"The scaffold is not just a mechanical support for cells, it contains multiple sensors. We seed cells into the scaffold and eventually it becomes a 3-D engineered tissue," Tian says.
The team chose silicon nanowires as its electronic sensors because they are small, stable, can be safely implanted into living tissue, and are more electrically sensitive than metal electrodes. The nanowires, which range in diameter from 30 to 80 nanometers (about 1,000 times smaller than that of a human hair), can detect voltages less than one-thousandth of a watt, which is the level of electricity that might be seen in a cell.
Monitoring cell behavior
In the Nature Materials study, the researchers used their scaffolds to grow cardiac, neural and muscle tissue. Using the engineered cardiac tissue, the researchers were able to monitor cells' response to noradrenalin, a stimulant that typically increases heart rate.

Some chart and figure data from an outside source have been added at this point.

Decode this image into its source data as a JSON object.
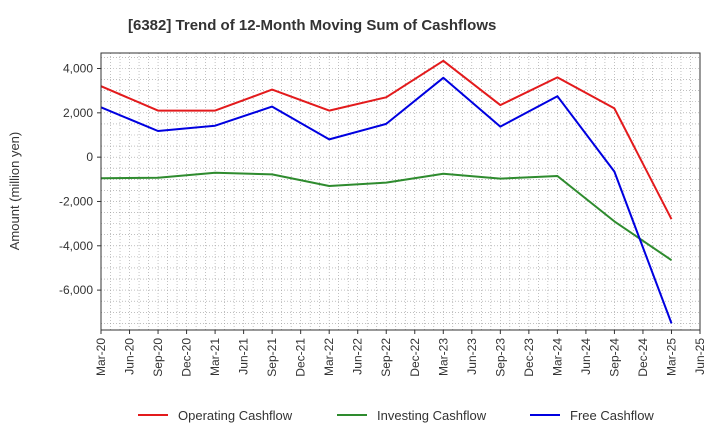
{
  "chart_data": {
    "type": "line",
    "title": "[6382]  Trend of 12-Month Moving Sum of Cashflows",
    "ylabel": "Amount (million yen)",
    "xlabel": "",
    "x_ticks": [
      "Mar-20",
      "Jun-20",
      "Sep-20",
      "Dec-20",
      "Mar-21",
      "Jun-21",
      "Sep-21",
      "Dec-21",
      "Mar-22",
      "Jun-22",
      "Sep-22",
      "Dec-22",
      "Mar-23",
      "Jun-23",
      "Sep-23",
      "Dec-23",
      "Mar-24",
      "Jun-24",
      "Sep-24",
      "Dec-24",
      "Mar-25",
      "Jun-25"
    ],
    "y_ticks": [
      4000,
      2000,
      0,
      -2000,
      -4000,
      -6000
    ],
    "y_tick_labels": [
      "4,000",
      "2,000",
      "0",
      "-2,000",
      "-4,000",
      "-6,000"
    ],
    "ylim": [
      -7800,
      4700
    ],
    "grid": true,
    "legend_position": "bottom",
    "series": [
      {
        "name": "Operating Cashflow",
        "color": "#e31a1c",
        "x": [
          "Mar-20",
          "Sep-20",
          "Mar-21",
          "Sep-21",
          "Mar-22",
          "Sep-22",
          "Mar-23",
          "Sep-23",
          "Mar-24",
          "Sep-24",
          "Mar-25"
        ],
        "values": [
          3200,
          2100,
          2100,
          3050,
          2100,
          2700,
          4350,
          2350,
          3600,
          2200,
          -2800
        ]
      },
      {
        "name": "Investing Cashflow",
        "color": "#2e8b2e",
        "x": [
          "Mar-20",
          "Sep-20",
          "Mar-21",
          "Sep-21",
          "Mar-22",
          "Sep-22",
          "Mar-23",
          "Sep-23",
          "Mar-24",
          "Sep-24",
          "Mar-25"
        ],
        "values": [
          -950,
          -930,
          -700,
          -780,
          -1300,
          -1150,
          -750,
          -970,
          -850,
          -2900,
          -4650
        ]
      },
      {
        "name": "Free Cashflow",
        "color": "#0000e0",
        "x": [
          "Mar-20",
          "Sep-20",
          "Mar-21",
          "Sep-21",
          "Mar-22",
          "Sep-22",
          "Mar-23",
          "Sep-23",
          "Mar-24",
          "Sep-24",
          "Mar-25"
        ],
        "values": [
          2250,
          1180,
          1420,
          2280,
          800,
          1500,
          3580,
          1380,
          2750,
          -650,
          -7500
        ]
      }
    ]
  }
}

The team also grew blood vessels with embedded electronic sensors and showed they could be used to measure pH changes within and outside the vessels. Such implantable devices could allow doctors to monitor inflammation or other biochemical events in patients who receive the implants. Ultimately, the researchers would like to engineer tissues that can not only sense an electrical or chemical event, but also respond to it appropriately for example, by releasing a drug.
"It could be a closed feedback loop, much as our autonomic nervous system is," Kohane says. "The nervous system senses changes in some part of the body and sends a message to the central nervous system, which then sends a message back to take corrective action."
The team is now further studying the mechanical properties of the scaffolds and making plans to test them in animals.